Oleh karena itu, hamba al-Fattâh harus mampu meneladani sifat ini dengan senantiasa menjadi pembuka jalan kebenaran, kebaikan, kemaslahatan, kedamaian, kemakmuran, kesejahteraan, dan keadilan bagi sesama. Tidak sepatutnya hamba al-Fattâh berkarakter hasud, dengki, tamak dan rakus dengan melakukan korupsi, menutup jalan kebenaran, kebaikan, keadilan, dan kasih sayang bagi sesama, sehingga melakukan kerusakan di muka bumi (fasad fi al-ardh) dan merugikan umat manusia.
Dengan demikian, sebagai hamba al-Fattâh, pertama, kita harus meyakini bahwa Pembuka pintu rahmat itu adalah Allah SWT, bukan dukun atau paranormal yang kerap kali dimintai pertolongan untuk membuat usaha manusia laris manis dan cepat kaya.
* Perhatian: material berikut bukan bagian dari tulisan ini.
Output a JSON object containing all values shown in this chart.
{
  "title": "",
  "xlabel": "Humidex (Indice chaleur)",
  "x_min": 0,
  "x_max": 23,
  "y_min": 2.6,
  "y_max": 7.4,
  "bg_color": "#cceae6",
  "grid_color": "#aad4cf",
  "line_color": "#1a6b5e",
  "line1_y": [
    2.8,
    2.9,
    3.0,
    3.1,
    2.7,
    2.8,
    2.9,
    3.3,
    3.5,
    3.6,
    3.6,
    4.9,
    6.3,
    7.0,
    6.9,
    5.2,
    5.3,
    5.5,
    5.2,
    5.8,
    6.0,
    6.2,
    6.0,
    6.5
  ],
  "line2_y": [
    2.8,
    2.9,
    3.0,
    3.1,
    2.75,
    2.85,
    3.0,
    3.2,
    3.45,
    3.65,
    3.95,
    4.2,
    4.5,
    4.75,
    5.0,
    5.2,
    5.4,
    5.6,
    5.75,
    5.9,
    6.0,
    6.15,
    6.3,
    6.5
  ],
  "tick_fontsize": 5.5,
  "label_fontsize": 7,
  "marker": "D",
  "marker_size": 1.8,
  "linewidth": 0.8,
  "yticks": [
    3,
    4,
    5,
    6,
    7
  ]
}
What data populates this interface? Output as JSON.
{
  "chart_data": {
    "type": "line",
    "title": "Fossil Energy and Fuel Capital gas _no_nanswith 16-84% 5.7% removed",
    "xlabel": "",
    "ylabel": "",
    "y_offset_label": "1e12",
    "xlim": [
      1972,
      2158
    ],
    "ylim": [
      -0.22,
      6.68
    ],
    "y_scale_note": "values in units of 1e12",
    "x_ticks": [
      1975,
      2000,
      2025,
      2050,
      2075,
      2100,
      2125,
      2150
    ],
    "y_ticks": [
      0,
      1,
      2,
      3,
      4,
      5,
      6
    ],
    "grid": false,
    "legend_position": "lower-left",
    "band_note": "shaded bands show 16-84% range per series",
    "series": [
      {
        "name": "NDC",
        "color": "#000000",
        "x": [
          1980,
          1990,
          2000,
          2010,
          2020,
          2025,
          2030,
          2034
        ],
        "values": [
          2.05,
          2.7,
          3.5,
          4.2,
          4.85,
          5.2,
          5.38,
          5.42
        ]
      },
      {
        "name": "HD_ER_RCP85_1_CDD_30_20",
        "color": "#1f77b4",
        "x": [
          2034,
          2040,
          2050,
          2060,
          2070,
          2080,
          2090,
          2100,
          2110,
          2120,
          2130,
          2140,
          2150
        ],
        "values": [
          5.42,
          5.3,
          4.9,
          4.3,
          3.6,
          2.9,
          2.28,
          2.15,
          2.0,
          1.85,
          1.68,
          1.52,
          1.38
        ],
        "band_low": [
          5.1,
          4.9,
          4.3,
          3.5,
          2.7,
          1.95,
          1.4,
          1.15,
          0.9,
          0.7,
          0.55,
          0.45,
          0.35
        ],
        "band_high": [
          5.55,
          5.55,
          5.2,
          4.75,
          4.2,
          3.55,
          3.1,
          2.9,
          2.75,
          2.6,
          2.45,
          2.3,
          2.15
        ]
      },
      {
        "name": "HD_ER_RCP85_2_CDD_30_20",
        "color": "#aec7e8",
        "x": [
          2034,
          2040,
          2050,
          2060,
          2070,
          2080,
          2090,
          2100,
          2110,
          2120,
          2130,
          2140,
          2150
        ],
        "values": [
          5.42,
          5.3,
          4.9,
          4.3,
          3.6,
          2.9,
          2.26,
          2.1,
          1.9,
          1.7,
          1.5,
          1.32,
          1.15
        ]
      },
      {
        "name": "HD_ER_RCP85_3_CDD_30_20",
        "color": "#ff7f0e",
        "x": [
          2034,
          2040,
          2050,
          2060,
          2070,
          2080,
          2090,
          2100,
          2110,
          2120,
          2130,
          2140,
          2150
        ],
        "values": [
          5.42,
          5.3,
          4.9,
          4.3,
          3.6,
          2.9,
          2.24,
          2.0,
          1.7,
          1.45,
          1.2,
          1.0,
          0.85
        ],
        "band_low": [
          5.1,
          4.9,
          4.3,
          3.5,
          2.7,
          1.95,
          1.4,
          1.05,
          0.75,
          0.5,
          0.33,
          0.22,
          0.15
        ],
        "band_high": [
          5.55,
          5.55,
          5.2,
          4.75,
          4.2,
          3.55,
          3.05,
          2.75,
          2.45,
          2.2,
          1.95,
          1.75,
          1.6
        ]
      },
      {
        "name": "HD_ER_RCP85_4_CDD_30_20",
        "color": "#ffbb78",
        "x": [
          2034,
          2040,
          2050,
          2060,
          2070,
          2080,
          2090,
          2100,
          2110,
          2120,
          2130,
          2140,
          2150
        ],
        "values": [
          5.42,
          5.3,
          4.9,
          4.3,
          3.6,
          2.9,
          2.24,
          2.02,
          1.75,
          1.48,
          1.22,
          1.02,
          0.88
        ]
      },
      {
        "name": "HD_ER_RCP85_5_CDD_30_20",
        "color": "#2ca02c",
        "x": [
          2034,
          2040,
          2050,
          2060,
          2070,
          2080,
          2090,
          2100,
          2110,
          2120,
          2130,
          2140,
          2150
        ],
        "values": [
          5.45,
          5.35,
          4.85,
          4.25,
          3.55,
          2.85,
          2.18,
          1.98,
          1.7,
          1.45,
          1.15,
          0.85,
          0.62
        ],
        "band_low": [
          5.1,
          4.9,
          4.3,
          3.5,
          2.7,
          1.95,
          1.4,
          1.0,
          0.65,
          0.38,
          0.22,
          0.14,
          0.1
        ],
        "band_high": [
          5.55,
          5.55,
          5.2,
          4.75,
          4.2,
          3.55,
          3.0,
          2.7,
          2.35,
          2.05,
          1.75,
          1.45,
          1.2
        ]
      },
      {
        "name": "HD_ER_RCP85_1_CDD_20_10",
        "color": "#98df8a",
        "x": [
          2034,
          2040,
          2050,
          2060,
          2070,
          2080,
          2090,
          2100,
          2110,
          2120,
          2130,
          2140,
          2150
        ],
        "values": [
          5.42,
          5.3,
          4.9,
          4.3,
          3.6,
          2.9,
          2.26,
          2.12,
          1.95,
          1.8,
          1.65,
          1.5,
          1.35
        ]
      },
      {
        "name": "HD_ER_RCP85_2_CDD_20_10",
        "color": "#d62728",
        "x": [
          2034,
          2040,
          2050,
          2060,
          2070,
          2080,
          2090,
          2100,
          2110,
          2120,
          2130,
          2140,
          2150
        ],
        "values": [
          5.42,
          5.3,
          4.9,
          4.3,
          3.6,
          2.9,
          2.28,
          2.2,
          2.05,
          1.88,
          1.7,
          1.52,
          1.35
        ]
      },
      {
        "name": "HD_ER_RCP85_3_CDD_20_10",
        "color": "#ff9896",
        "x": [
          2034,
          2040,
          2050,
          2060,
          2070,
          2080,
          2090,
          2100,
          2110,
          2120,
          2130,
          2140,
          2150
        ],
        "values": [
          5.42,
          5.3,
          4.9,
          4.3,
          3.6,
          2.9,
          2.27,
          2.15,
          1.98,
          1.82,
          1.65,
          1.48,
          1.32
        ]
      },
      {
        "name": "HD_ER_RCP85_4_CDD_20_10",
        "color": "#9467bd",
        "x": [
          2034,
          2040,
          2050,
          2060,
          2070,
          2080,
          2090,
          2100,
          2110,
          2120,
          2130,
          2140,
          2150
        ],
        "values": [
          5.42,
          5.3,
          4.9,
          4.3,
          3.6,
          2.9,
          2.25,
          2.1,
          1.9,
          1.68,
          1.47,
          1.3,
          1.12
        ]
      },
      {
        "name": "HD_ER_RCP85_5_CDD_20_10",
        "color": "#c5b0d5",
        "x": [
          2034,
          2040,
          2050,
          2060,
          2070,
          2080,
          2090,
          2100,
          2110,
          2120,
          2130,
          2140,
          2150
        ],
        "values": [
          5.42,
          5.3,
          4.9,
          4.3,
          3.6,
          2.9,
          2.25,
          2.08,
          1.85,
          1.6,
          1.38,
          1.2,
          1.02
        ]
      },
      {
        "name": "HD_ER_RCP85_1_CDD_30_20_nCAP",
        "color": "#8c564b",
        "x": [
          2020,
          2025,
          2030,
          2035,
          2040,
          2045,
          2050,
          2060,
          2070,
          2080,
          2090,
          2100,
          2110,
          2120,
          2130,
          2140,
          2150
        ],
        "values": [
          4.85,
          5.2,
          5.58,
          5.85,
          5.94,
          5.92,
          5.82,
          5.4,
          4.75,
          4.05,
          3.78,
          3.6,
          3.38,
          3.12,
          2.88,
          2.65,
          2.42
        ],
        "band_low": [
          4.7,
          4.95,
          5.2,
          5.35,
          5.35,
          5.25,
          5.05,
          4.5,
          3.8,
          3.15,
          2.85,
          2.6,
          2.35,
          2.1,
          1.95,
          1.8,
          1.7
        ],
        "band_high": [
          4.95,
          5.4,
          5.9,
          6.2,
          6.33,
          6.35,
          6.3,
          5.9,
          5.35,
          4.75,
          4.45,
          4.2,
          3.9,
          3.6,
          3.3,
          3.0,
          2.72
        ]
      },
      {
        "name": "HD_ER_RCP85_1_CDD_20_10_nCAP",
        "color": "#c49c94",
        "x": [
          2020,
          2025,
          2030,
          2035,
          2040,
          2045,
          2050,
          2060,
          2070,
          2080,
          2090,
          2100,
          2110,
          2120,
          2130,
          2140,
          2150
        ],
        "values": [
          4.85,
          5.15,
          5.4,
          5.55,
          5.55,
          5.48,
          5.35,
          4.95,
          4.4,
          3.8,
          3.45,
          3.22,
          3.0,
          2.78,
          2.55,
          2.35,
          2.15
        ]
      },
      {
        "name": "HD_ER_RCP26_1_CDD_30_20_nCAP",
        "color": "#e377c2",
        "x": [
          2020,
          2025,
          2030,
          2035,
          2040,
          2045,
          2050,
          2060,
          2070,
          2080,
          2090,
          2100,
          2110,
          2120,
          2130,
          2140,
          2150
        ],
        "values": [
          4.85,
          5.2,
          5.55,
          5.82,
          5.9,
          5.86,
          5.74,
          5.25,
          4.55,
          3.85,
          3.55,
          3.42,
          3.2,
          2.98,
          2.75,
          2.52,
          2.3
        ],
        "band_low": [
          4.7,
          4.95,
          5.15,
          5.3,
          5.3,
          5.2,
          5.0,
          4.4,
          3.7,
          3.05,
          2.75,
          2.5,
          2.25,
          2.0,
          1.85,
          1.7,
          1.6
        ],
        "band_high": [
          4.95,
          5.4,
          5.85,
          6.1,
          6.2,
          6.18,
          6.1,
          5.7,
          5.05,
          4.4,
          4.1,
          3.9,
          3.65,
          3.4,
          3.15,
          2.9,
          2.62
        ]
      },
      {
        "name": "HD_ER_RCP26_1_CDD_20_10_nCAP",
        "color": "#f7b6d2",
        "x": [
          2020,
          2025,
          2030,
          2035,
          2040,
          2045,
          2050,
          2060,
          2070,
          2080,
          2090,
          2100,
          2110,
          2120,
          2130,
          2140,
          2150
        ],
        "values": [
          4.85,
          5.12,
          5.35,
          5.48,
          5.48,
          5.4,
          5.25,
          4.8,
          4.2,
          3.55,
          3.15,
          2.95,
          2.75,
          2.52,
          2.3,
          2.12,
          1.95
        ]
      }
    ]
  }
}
Kedua, rahmat, kasih sayang dan keberkahan yang diberikan oleh-Nya itu tidak akan salah alamat. Karena itu, hamba harus berbaik sangka kepada al-Fattâh sekaligus mensyukuri segala karunia-Nya.
Ketiga, hamba harus terus-menerus berbaik hati dan berempati kepada sesama dengan membatu melapangkan jalan terbukanya rahmat dari Allah kepada orang lain. Keempat, hamba harus menunjukkan rasa tanggung jawab atas semua kenikmatan dan rahmat yang diberikan oleh-Nya dengan mendayagunakannya untuk meningkatkan iman, ilmu, dan amal shalih, bukan untuk kesenangan dan kemaksiatan.
Kelima, hamba harus bersikap super hati-hati agar jangan sampai kesenangan duniawi itu merupakan istidraj yang berakibat kebinasaan dan kesengsaraan dunia dan akhirat. Keenam, hamba perlu mengawal dan menyertai segala usahanya dengan berdoa kepada al-Fattâh, termasuk berdoa ketika masuk rumah-Nya (masjid).